Mary Kathleen

Other Names: Mary K
District: Mount Isa Inlier
Commodities :   Uranium, Yttrium

The Mary Kathleen uranium deposit is located in the Eastern Fold Belt of the Mount Isa Block of North West Queensland, Australia, approximately 60 km east of Mt Isa and 50 km west of Cloncurry. The Mary Kathleen deposit lies within the fault bounded, 5 to 20 km wide and 150 km long Mary Kathleen Zone, which adjoins the Kalkadoon-Leichhardt Belt to the west, which forms the old core of the Mt Isa Block, and is followed to the east by the Quamby-Malbon Zone. 

The main sequence within the Mary Kathleen Zone comprises the Mary Kathleen Group, overlain by the Mount Albert Group, both of which belong to Cover Sequence 2, which are intruded by the regional 1740 to 1720 Ma Wonga Granite. The >3000 m thick Mary Kathleen Group is composed of sandstone, siltstone and shale, which are commonly calcareous and/or evaporitic and/or carbonaceous, with greywacke, limestone, chert, calcareous breccia, minor felsic and mafic volcanics, banded iron formation and conglomerates. It includes the Corella Formation in the lower section of the group, which is up to 1200 m thick and composed of mainly thinly bedded calcareous and commonly evaporitic sediments. This unit overlies the 1250 m thick Ballara Quartzite sandstone, conglomerate, minor carbonates and felsic volcanics. The Mount Albert Group which overlies the Mary Kathleen Group is composed of >3000 m of sandstone, siltstone, dolomite, shale limestone and conglomerate. 

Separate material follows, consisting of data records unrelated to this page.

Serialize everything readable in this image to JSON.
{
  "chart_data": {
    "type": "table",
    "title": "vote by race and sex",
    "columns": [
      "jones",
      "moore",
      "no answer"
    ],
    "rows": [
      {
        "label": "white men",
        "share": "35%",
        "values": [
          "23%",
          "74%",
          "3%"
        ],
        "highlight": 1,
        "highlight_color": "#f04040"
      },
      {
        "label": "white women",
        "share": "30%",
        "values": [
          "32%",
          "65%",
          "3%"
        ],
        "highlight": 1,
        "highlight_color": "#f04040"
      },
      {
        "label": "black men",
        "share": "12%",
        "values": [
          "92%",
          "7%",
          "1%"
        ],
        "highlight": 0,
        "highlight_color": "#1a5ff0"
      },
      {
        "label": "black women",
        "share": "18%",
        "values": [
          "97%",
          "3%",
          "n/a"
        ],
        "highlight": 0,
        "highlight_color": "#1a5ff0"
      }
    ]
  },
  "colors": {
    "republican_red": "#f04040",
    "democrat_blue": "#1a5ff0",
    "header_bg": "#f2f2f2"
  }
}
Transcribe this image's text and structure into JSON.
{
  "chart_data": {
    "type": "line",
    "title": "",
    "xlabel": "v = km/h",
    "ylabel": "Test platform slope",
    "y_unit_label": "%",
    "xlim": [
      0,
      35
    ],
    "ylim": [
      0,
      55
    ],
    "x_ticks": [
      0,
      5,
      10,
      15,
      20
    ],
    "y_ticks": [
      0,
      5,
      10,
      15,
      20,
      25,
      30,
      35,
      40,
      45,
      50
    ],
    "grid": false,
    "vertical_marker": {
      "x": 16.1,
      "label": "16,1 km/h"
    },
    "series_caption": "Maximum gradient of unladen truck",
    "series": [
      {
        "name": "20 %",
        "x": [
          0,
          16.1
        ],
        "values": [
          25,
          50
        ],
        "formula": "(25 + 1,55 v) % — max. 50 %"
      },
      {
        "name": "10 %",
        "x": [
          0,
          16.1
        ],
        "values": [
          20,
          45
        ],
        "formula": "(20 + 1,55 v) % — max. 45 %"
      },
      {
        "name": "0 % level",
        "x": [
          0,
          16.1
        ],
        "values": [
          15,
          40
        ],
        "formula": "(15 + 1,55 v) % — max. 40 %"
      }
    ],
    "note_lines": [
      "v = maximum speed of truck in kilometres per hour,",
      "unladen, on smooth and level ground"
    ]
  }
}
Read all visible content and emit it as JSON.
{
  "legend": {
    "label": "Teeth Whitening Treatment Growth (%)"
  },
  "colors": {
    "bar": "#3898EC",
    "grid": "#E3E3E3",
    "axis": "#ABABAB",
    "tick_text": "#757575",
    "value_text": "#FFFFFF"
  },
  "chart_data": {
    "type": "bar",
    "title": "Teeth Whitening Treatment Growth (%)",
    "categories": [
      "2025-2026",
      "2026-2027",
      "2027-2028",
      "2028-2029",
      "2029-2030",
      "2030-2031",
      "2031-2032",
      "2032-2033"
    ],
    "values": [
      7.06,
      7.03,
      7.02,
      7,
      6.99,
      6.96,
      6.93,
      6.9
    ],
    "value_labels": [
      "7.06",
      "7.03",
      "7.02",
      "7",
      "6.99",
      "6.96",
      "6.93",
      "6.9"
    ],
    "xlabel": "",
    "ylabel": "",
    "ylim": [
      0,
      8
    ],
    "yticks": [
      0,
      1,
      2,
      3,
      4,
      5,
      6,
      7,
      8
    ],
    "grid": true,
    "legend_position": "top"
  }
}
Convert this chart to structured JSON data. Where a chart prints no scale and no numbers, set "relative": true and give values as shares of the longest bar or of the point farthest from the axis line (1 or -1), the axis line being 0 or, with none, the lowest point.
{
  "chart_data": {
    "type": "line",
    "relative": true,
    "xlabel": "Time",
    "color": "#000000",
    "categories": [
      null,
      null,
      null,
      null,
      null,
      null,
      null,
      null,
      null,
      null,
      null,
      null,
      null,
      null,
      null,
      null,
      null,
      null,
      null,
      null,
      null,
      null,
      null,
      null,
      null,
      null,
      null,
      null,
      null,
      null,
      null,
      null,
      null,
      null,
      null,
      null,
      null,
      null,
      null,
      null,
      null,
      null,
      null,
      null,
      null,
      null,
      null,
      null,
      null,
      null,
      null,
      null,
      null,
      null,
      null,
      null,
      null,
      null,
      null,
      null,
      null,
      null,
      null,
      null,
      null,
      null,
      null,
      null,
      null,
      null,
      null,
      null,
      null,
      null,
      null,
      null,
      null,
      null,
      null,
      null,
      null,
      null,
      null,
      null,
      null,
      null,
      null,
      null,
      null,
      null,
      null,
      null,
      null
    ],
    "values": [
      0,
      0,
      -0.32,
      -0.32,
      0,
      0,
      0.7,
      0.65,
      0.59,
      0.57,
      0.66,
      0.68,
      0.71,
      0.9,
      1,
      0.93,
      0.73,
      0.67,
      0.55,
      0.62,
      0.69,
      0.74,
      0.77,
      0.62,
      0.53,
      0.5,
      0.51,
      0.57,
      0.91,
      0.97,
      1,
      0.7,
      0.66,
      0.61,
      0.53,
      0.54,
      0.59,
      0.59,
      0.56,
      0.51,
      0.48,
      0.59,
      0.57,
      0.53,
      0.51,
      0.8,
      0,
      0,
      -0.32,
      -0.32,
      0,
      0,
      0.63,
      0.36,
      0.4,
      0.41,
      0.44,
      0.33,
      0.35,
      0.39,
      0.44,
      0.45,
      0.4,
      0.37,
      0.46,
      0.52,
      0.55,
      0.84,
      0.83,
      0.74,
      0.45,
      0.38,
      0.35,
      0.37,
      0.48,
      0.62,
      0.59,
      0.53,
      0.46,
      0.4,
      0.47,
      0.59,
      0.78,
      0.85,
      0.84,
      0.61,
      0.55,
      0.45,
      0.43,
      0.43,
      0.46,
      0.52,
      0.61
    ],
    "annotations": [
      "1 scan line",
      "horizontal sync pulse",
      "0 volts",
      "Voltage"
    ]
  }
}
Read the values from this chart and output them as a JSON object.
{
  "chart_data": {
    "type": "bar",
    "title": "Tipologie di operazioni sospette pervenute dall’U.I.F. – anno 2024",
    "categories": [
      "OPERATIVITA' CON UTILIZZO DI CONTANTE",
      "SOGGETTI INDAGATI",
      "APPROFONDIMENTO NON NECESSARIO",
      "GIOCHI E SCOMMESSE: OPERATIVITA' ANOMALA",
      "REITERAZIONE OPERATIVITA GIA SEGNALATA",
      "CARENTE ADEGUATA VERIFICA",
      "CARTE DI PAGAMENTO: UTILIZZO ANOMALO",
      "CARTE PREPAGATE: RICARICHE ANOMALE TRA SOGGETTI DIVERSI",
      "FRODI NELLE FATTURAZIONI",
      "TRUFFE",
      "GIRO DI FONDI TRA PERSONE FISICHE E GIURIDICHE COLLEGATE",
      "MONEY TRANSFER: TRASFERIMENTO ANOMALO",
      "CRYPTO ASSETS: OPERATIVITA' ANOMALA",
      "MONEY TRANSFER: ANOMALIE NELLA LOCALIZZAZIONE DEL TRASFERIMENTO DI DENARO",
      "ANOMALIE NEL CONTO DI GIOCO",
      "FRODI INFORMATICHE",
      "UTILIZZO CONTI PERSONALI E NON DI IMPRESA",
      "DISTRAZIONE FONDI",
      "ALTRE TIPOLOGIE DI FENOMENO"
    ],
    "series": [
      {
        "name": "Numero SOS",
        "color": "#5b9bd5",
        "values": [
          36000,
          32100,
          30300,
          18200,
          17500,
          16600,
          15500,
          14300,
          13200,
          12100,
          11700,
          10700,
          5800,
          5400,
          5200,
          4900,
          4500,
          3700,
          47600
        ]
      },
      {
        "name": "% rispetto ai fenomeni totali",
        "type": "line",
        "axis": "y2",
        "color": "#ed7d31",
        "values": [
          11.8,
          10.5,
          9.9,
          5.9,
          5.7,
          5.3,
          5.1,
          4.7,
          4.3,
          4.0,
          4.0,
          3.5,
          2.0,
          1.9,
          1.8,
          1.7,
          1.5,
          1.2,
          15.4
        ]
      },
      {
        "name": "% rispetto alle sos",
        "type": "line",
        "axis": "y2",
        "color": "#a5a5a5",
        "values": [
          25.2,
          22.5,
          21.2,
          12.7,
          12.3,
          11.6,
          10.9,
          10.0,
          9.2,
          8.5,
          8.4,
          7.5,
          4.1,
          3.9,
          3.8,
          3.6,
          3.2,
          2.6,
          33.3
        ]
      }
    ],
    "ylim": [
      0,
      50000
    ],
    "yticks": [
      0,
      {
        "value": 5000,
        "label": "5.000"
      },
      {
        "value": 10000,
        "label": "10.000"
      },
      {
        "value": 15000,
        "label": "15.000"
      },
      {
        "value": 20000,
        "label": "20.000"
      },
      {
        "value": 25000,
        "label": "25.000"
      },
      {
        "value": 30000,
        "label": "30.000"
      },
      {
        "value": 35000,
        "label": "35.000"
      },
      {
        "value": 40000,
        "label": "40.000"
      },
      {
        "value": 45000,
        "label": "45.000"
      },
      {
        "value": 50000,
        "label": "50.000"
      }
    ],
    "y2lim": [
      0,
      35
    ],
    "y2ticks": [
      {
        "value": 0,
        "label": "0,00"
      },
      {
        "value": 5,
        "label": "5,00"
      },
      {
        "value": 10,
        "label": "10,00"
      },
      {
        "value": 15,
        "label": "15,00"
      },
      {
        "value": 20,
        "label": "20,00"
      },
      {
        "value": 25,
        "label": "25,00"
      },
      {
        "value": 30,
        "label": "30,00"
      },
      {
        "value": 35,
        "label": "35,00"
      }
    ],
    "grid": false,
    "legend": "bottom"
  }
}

Intrusive rocks, skarn formation and ore were generated in a number of discrete events spanning a period of 500 Myrs Uranium ore was hosted by garnetiferous calc-silicates (garnetites) within the micaceous schist, quartzite, scapolite-diopside granulites and marbles of the Corella Formation, representing an altered metasedimentary sequence which is intruded by felsic and mafic bodies with 1730-40 Ma ages. The orebody has been interpretted as an epigenetic skarn related to the intrusion of the nearby granite and rhyolite dykes of the 1740-1720 Ma Wonga Granite. In more detail, the sequence in the deposit area comprises, from east to west: fine grained pyritic quartzites with interbedded calc-silicate granulites; thinly bedded feldspathic and siliceous granulites; scapolite granulite with patches of garnet; eastern "garnetite" zone which forms a nose to the south and broadens substantially on an apparent western limb where it hosts the orebody, and is composed mainly of garnet replacement of scapolite granulite; scapolite-diopside-hornblende granulite; scapolite-bearing diorite or meta-gabbro; a 6 m thick bed of cobble breccia-conglomerate; partly brecciated scapolite-diopside granulite; cobble to breccia-conglomerate; scapolite-diopside granulite; banded amphibolite; impure marble with scapolite-calc silicate granulite with discrete bands of mica schist. 

The orebody comprised a series of elongate lensoid ore shoots which roughly paralleled the margins of the broader garnetite envelope. In section the ore dipped at 30-50° in its upper section to vertical down dip with a total dip extent of 450 m. Lenses of ore were developed over a "stratigraphic" interval of around 100 m and outcropped over a strike extent of around 200 m with a northerly plunge. The uranium mineralisation occurs as uraninite which is present as fine disseminations enclosed within allanite, which usually replaces garnet. The total mined reserve amounted to 9.483 Mt @ 0.131% U3O8, for 12 425 t of U3O8. 

The rare earth oxides occur in allanite (orthite) and stillwellite (La boro-silicate), the main uranium bearing component of the orebody. Yttrium occurs within the garnet lattice and is essentially non-recoverable. Allanite comprised approximately 35% of the ore in outcrop. The REE is broadly distributed with the uranium, but is not a straight line correlation. Ore with 0.05% U3O8 generally contains around 1.8% total REE, while 0.5% U3O8 carries 9% REE.